Son güncelleme: 29.12.2009 09:52
  • Köy Seyirlik Oyunu Örneği - Köy Seyirlik Oyunu - Köy Seyirlik Skeçleri - Komik Skeçler - Soğancı Oyunu

    Oyuncular:

    1. Soğancı Bektaş Ağa (topaldır), 2. Muhtar, 3. Karakol Kumandanı (İki Jandarma), 4. Köylüler.

    (Bektaş Ağa, eşeğine koştuğu araba ile köyün kenarında görünür. Yoldan gelip geçenleri görünce yüksek sesle şunları söyler:)

    BEKTAŞ AĞA: Haydin ha, haydin ha! Ucuzcu geldi, ucuzcu geldi! Darıya, taşa; akşamdan kalmış aşa vereceğim. Haydin ha! Soğancı gidiyor!

    (Eşeğine vura vura soğan yüklü araba ile cami önüne gelir. Köylüler etrafına toplanırlar).

    BEKTAŞ AĞA: (Bağıra bağıra) Soğancı geldi, sudan ucuz soğan; havadan ucuz soğan; yelden ucuz soğan. Ucuzcu geldi. Darıya, taşa; akşamdan kalmış aşa vereceğim. Haydin ha! Soğancı gidiyor.

    (Bu sırada karşı yoldan muhtar gelir.
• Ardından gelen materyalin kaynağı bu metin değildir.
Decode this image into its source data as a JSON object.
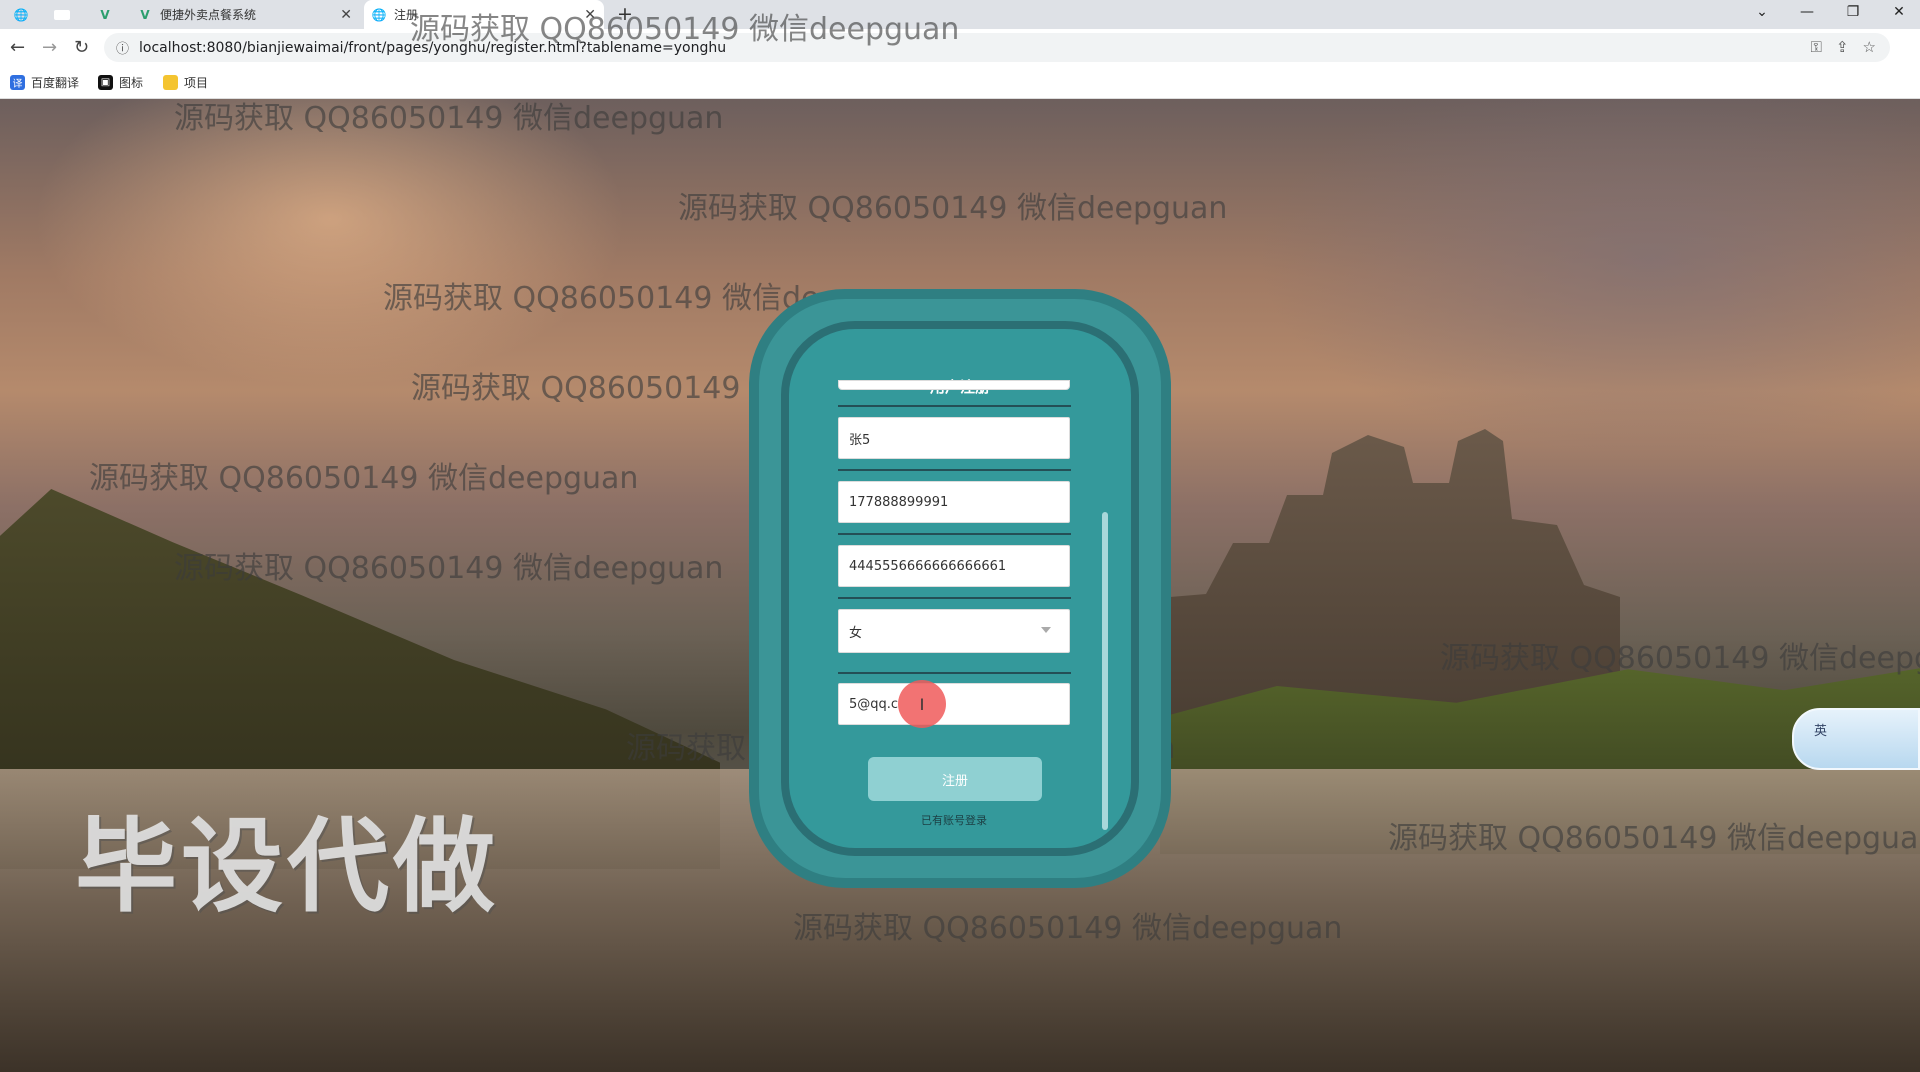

Herkes susar.)

    MUHTAR: (Soğancıya) Soğancı hoş geldin.

    BEKTAŞ AĞA - Hoş bulduk ağam.

    MUHTAR: Kaça satıyorsun?

    BEKTAŞ AĞA: Bir gödük (ölçeğin dörtte biri) arpaya bir okka (kara okka: 400 dirhem); bir gödük buğdaya 2 okka; bir kaymeye (kâğıt bir lira) 4 okka.

    MUHTAR: İyi, hoş; amma ve lâkin köyümüz sıkıntıdadır. Bize harman sonu veresiye ver.

    BEKTAŞ AĞA: Senin güzel hatırın var. Peki olsun. Geldik bir kere.

    (Köylüler arabanın etrafına toplanırlar. Muhtar, kâğıt kalem çıkarır; soğancı tartar, o yazar. Bütün soğanı köylüler veresiye alırlar. Soğancı yavaş yavaş arabası ile köyden uzaklaşır.)

    (Harman sonu, sıtmaya yakalanmış olan Bektaş Ağa köye gelir. Cami önünde muhtarla karşılaşır).

    BEKTAŞ AĞA: (Muhtara) Selâmünaleyküm.

    MUHTAR - Aleykümselam.

    BEKTAŞ AĞA: Ağa ben geldim. Soğanın hakkını isterim. Ağa; arpayı, buğdayı, paraları topladın mı?

    MUHTAR: Ulan ne arpası, ne buğdayı, ne parası?

    BEKTAŞ AĞA: Muhtar Ağa, bak sıtma anamı ağlattı. Benimle dalga mı geçiyon?

    MUHTAR: Ben dalga malga bilmem; arpa, buğday da. Soğanın ne hakkı olurmuş, haydi git buradan.

    BEKTAŞ AĞA: Muhtar, ben hakkımı ararım. Unutma, yırtıcı kuşun ömrü az olur.

    MUHTAR: Nereye gidersen git.

    (Bektaş Ağa, muhtarın paralarla arpa ve buğdayı vermeyeceğini anlayınca karakola gider. Karakol önünde iki jandarma vardır.)

    BEKTAŞ AĞA: (Jandarmalara) Selâmünaleyküm.

    JANDARMALAR: Aleykümselam.

    BEKTAŞ AĞA: Arkadaşlar bir derdim var.

    BİRİNCİ JANDARMA: Anlat.

    BEKTAŞ AĞA: Yazdan köye soğan sattım. Ben tarttım, muhtar yazdı. Veresiye, harman sonu. İşte geldim. Muhtara soğan hakkı ne oldu dedim. Bana "Ulan ne arpası, ne buğdayı, ne parası?" dedi. Beni köyden kovdu. (Jandarmalar ayağa kalkarlar.)

    İKİNCİ JANDARMA: (Bektaş Ağaya) Gel muhtara gidelim.

    (Üçü birlikte köylülerle konuşan muhtarın yanına giderler).

    BİRİNCİ JANDARMA: (Muhtara) Muhtar, uzun etme, bu hasta soğancının parasını ver.

    İKİNCİ JANDARMA: (Bektaş Ağaya) Kim soğan aldı? Adlarını söyle bakayım.

    (Bektaş Ağa, titrek elini koynuna sokup yırtık bir defteri çıkarır. Jandarmaya uzatır.)

    İKİNCİ JANDARMA: (Okur) Ali'ye beş gödük arpaya; Hasan'a 10 gödük buğdaya; Receb'e 5 gödük arpaya; Mehmed'e 5 kaymeye 20 okka; Muhtara 15 gödük arpaya...

    (Jandarma, soğan alanları bir bir okuduktan sonra ayakta duran muhtara yaklaşır. Dudaklarını ayrı ayrı ikişer parmağı ile tutup açar.)

    İKİNCİ JANDARMA: Ulan rezil herif! Borcun ne kadar, söyle bakayım.

    (Dudakları jandarmanın elinde olan muhtar "pep pep" diye tuhaf sesler çıkarır. Orada olanlar katıla katıla gülerler.)

    MUHTAR: (Köylülere) Davranın arkadaşlar buğday, arpa, para şimdi gelsin!

    (Köylüler acele evlerine koşarlar. Torba torba arpa ve buğday getirirler. Bektaş Ağanın boş çuvallarına dökerler. Bektaş Ağa hakkını alır. Memnundur.)

    BEKTAŞ AĞA: (Jandarmalara) Dağda, bayırda hükümet var. Allah sizden razı olsun.

    (Seyirciler gülerler. Bektaş Ağa yavaş yavaş köyden uzaklaşır.)